Yesterday was day two of my quit. It wasn't pretty at all. Not much different from day one but not a total nightmare as I knew what to expect. I was crying, chanting "Not One" and knitting. I did sleep a lot for the first half of the day. The second half seemed a bit easier getting through as I cried, chanted and cleaned. I went OCD on my floors. What today will bring I don't know. I'm taking it moment by moment. I do know I woke up with an attitude. I am hoping the constant crying is over. My eyes burn!
Straws, and the lozenges help a lot. If it were not for my NRT's I would not have a grasp on any of this at all.

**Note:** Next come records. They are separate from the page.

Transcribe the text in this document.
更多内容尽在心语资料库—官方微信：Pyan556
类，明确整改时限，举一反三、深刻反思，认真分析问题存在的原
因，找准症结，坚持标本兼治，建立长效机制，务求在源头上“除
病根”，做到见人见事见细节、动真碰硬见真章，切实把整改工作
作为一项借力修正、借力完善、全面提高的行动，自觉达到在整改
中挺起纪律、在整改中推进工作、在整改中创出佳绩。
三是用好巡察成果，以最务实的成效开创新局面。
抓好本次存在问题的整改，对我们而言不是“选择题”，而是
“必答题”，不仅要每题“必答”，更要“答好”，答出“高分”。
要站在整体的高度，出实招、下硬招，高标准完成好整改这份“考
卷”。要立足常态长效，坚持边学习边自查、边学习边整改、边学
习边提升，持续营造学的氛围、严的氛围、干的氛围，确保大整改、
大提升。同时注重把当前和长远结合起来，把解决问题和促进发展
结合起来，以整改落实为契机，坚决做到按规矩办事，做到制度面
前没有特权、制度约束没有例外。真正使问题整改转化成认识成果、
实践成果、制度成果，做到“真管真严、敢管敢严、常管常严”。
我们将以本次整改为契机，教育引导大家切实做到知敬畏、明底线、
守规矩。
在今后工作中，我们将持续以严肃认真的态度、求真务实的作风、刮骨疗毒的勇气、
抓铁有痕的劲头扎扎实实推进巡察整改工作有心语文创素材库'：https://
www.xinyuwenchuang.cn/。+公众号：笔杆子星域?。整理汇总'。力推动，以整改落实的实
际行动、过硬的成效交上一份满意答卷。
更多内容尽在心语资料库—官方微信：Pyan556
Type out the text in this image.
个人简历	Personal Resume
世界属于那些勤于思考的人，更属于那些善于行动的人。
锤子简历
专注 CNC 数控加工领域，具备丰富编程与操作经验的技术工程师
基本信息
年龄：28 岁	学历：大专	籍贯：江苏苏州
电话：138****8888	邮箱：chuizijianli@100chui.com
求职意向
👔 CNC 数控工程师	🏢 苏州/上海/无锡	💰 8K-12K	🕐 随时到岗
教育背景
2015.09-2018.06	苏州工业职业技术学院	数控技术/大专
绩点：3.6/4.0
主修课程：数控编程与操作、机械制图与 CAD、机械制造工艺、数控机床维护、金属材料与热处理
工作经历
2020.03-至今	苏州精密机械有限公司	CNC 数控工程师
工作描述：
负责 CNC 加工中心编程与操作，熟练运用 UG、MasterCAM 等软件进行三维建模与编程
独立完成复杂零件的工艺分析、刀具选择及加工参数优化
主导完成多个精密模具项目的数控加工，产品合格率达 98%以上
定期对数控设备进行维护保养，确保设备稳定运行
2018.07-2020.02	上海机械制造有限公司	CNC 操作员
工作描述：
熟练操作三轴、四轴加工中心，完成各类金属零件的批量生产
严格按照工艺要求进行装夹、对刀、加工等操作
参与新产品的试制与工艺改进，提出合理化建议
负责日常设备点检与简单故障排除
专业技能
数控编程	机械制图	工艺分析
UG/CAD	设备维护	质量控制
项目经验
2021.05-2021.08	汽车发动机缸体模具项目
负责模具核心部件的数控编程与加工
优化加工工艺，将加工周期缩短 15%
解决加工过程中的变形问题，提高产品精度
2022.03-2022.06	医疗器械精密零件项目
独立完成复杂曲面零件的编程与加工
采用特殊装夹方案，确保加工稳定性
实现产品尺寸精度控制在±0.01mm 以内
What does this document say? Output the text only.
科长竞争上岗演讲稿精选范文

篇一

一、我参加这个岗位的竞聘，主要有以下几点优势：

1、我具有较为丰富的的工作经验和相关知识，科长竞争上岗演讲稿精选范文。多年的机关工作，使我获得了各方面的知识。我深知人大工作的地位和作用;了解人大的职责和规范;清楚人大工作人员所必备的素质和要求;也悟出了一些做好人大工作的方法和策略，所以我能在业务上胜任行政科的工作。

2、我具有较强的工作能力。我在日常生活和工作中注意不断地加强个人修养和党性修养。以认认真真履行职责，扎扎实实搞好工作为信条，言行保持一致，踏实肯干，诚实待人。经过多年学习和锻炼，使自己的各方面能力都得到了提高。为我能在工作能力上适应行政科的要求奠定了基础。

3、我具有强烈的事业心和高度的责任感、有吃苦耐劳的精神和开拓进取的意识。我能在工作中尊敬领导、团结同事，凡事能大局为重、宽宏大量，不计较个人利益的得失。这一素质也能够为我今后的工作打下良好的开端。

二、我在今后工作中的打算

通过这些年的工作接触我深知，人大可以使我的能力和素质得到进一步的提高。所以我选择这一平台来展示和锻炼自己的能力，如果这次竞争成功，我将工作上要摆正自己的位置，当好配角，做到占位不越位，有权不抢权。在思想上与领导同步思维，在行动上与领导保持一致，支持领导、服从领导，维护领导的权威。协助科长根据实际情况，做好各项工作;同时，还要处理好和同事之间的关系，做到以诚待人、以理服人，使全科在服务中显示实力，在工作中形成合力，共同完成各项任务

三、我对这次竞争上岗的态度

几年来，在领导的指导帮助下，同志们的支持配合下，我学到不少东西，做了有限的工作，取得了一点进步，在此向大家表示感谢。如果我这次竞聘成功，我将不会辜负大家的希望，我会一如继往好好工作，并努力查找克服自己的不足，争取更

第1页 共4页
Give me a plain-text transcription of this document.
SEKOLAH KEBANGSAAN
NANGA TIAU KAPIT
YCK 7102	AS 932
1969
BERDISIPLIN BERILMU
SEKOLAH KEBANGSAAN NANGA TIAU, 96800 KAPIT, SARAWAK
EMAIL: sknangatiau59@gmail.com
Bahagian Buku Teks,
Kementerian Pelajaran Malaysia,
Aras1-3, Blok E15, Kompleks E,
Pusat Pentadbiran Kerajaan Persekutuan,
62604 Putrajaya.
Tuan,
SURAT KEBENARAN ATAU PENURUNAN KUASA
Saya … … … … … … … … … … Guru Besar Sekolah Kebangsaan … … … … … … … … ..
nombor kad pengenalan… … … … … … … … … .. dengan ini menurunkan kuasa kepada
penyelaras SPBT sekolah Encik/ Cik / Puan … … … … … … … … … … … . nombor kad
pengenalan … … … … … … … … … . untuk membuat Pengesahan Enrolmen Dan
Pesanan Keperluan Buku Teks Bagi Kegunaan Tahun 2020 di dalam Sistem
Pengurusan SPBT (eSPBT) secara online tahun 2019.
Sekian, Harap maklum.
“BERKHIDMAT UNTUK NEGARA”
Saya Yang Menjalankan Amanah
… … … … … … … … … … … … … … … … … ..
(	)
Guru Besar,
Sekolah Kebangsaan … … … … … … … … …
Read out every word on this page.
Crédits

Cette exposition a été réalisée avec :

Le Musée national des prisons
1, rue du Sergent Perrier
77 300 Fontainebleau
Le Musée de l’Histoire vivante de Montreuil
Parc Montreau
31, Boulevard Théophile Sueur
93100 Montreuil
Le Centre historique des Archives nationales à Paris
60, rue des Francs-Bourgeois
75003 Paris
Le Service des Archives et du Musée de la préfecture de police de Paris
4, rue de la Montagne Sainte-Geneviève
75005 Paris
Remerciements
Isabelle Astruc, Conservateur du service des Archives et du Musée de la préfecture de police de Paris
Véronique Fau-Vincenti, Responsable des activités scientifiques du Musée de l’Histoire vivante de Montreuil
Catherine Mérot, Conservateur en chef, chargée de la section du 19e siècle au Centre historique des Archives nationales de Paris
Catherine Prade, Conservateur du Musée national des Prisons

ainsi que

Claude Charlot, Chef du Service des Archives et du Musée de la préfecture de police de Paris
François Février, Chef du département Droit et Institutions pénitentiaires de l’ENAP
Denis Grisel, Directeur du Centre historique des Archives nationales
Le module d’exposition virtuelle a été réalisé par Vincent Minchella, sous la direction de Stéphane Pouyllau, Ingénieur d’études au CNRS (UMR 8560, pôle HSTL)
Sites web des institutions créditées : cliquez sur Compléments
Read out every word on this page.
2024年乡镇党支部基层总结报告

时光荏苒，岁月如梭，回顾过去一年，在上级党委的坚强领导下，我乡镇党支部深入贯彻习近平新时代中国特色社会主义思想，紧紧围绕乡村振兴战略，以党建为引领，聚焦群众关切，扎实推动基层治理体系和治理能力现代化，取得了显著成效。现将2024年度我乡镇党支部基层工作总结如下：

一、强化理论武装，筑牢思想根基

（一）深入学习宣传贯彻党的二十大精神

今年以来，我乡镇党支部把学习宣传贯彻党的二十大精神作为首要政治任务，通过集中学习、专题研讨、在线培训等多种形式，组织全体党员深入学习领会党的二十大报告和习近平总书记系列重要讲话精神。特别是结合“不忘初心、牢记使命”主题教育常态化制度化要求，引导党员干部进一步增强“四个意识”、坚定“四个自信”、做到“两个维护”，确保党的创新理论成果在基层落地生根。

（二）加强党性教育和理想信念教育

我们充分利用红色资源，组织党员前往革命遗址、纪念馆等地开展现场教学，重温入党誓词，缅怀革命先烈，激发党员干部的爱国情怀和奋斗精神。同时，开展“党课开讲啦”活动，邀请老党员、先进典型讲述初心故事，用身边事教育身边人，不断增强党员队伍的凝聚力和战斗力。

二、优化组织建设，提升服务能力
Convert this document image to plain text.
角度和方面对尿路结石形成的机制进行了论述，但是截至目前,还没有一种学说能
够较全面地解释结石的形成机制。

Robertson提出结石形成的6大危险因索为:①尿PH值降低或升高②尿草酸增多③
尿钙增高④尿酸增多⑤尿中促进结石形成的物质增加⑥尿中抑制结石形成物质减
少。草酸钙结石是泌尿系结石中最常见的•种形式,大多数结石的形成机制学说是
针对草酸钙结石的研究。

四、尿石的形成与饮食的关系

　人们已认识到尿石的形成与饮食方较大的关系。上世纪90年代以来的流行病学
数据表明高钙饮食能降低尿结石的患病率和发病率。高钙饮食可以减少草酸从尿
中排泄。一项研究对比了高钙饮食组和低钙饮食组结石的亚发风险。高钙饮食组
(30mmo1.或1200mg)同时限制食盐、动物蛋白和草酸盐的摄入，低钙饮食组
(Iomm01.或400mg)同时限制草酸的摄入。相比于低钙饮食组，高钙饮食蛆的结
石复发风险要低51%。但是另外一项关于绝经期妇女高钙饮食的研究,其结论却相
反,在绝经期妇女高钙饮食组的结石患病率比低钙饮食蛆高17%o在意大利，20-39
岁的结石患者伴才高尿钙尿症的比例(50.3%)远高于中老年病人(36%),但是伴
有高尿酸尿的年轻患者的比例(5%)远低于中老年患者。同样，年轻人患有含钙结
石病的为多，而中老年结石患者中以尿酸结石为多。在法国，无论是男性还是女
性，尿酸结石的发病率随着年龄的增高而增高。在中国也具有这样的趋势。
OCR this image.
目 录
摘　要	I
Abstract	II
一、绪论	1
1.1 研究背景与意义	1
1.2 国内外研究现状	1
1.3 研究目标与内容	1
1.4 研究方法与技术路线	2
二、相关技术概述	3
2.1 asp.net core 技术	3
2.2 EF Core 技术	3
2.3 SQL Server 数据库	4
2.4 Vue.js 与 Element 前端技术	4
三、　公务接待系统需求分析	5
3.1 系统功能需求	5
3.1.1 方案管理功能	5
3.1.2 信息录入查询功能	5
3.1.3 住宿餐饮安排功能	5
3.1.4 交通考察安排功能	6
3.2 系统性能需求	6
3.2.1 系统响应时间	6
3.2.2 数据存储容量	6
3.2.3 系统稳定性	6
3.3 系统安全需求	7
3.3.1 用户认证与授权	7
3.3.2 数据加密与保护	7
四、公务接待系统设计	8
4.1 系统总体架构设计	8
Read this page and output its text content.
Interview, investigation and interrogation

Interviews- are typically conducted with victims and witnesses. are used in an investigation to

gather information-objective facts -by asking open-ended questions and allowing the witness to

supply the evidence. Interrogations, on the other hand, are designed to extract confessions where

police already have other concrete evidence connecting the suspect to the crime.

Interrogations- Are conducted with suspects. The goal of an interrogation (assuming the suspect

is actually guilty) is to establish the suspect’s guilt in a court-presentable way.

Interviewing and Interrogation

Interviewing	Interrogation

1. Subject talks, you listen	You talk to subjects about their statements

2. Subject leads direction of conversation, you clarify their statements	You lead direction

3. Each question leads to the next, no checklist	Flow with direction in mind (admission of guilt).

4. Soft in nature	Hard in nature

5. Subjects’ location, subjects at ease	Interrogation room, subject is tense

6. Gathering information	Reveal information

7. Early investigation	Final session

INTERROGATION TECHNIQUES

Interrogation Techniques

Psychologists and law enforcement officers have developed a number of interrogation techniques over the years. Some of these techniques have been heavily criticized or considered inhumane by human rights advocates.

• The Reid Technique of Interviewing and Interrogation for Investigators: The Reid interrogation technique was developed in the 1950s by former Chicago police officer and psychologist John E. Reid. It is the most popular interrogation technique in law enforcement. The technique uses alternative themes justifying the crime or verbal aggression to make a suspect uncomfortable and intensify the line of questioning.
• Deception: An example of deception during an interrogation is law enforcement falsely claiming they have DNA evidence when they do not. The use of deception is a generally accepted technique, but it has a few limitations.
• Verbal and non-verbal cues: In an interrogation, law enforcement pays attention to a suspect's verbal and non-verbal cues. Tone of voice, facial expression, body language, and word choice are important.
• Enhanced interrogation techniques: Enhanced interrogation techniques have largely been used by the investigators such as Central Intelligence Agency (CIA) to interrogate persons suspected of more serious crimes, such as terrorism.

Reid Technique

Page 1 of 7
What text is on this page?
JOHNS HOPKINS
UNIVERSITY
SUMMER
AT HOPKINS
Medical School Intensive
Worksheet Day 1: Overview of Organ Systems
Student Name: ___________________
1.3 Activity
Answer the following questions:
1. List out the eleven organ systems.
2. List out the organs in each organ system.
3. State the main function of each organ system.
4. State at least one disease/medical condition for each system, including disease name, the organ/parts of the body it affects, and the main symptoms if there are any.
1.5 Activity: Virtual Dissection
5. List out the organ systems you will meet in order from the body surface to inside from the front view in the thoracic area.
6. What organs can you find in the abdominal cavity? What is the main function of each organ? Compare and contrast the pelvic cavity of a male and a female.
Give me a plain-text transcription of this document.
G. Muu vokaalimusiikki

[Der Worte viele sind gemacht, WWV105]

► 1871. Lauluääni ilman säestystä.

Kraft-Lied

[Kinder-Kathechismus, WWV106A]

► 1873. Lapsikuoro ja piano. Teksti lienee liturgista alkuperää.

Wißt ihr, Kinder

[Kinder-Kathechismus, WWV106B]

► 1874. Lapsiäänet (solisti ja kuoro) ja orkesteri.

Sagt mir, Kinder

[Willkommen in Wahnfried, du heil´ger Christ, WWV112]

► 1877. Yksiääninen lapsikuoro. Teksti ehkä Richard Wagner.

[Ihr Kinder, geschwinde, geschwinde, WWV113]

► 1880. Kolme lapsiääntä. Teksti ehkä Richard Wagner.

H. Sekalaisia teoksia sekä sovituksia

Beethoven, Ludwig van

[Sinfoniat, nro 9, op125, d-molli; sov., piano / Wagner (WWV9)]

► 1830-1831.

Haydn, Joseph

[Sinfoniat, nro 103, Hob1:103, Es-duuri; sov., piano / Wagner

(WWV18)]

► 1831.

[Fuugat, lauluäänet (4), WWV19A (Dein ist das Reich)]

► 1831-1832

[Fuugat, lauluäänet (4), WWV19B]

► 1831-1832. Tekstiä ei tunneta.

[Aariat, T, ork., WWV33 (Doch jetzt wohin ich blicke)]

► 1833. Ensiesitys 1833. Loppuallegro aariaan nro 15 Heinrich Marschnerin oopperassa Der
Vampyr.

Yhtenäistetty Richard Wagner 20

The hardest part is knowing my husband is going to go have a smoke and the smell that he drags in behind him when he returns. It's disgusting but at the same time I get the worst crave. Again tears roll down and I chant my "NOT ONE" then curl up in the fetal position and fall asleep for about 20 mins. Taking walks doesn't help. It's actually a trigger I'm noticing. I always had a smoke when I walked anywhere, kind of like when I had a car... I'd light up and sit in traffic so if I was smoking...no road rage. I'm relieved at this point I don't have a car. I'd probably start chewing on the steering wheel!
So day three starts. I can do this, I will do this with NOT ONE!